A large review has revealed that fear could motivate women to either seek or avoid cancer screening, and lack of information was a tremendous obstacle in overcoming reluctance to go for testing.
Nurse researcher Kelly Ackerson, PhD, MSN, BSN, and Stephanie Preston, PhD, reviewed 19 studies addressing the attitudes of women toward screenings for breast cancer and cervical cancer. The studies were conducted from 1994 to 2008 and included a total of 5991 women, who ranged in age from 14 to older than 80.

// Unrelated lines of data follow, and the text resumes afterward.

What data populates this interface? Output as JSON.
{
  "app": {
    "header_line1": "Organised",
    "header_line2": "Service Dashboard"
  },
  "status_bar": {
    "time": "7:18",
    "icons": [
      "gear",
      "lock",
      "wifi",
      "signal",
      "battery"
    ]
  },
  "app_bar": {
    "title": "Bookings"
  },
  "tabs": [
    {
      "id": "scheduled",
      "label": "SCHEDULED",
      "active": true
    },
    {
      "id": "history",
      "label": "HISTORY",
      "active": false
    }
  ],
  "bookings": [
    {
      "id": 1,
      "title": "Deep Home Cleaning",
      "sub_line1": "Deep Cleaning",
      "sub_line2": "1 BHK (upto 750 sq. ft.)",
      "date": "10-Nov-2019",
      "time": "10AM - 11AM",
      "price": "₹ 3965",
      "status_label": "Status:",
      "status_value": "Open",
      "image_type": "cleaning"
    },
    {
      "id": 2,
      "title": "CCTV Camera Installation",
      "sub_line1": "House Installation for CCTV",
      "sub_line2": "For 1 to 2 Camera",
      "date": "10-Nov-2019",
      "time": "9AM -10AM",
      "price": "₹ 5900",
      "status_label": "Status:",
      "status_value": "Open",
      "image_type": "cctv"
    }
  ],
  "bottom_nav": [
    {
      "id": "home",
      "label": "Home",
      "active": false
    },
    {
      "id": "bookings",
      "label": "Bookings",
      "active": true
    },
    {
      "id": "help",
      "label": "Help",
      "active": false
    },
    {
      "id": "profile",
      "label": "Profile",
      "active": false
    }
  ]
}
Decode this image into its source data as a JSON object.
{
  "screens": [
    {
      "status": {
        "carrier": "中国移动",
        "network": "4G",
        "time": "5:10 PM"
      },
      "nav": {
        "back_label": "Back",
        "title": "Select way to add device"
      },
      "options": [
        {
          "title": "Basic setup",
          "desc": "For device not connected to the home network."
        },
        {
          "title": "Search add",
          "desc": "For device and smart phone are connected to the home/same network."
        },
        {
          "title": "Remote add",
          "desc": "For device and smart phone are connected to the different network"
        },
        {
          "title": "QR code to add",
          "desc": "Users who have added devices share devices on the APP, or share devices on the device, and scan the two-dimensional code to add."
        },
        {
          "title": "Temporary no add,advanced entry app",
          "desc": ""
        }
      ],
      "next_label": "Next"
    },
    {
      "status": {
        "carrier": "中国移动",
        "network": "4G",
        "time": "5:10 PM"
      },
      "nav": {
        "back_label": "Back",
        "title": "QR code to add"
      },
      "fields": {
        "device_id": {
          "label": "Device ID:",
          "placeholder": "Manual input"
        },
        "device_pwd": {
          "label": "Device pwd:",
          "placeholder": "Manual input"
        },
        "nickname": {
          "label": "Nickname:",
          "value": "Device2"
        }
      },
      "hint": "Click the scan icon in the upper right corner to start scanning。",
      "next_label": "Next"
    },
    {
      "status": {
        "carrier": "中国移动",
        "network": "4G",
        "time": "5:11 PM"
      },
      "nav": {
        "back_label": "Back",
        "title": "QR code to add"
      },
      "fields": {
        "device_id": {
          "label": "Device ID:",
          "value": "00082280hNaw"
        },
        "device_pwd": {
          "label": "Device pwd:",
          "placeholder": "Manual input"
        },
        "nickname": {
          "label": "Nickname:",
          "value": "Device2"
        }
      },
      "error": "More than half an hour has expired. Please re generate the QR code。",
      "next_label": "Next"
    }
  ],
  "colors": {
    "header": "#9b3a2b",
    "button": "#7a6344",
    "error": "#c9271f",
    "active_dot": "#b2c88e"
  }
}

“Some women complied [with screening] because they feared the disease and saw screening as routine care, but other women feared medical examinations, healthcare providers, tests, and procedures, and didn’t seek screening if their health was good,” explained Dr Ackerson in a statement about the study results, published in the June issue of the UKbased Journal of Advanced Nursing. “Lack of information was a clear barrier: It was clear from our review that very few women understood that cervical smear testing aims to identify abnormal cells before they become malignant and that breast screening can detect cancer in the early stages when treatment is most effective.”
According to Dr Ackerman—an assistant professor at Western Michigan University—the review also highlighted the fact that many women had misconceptions regarding breast and cervical cancers and who was at risk. “For example, some women felt they did not need breast or cervical screening after a certain age and some believed that they could not develop cervical cancer if they weren’t in a current sexual relationship.”
The review results inspired 3 key recommendations from the investigators, who believe nurses play a vital role in addressing women’s screening-related fears and lack of knowledge:
• Nurses should promote screening by educating women about the benefits of breast and cervical screening even when women do not ask for that information.
• Initiatives aimed at increasing uptake rates should focus on women’s fears about the procedure or a possible positive result.
• Public health messages need to specifically target women who do have access to healthcare but fail to undergo routine testing.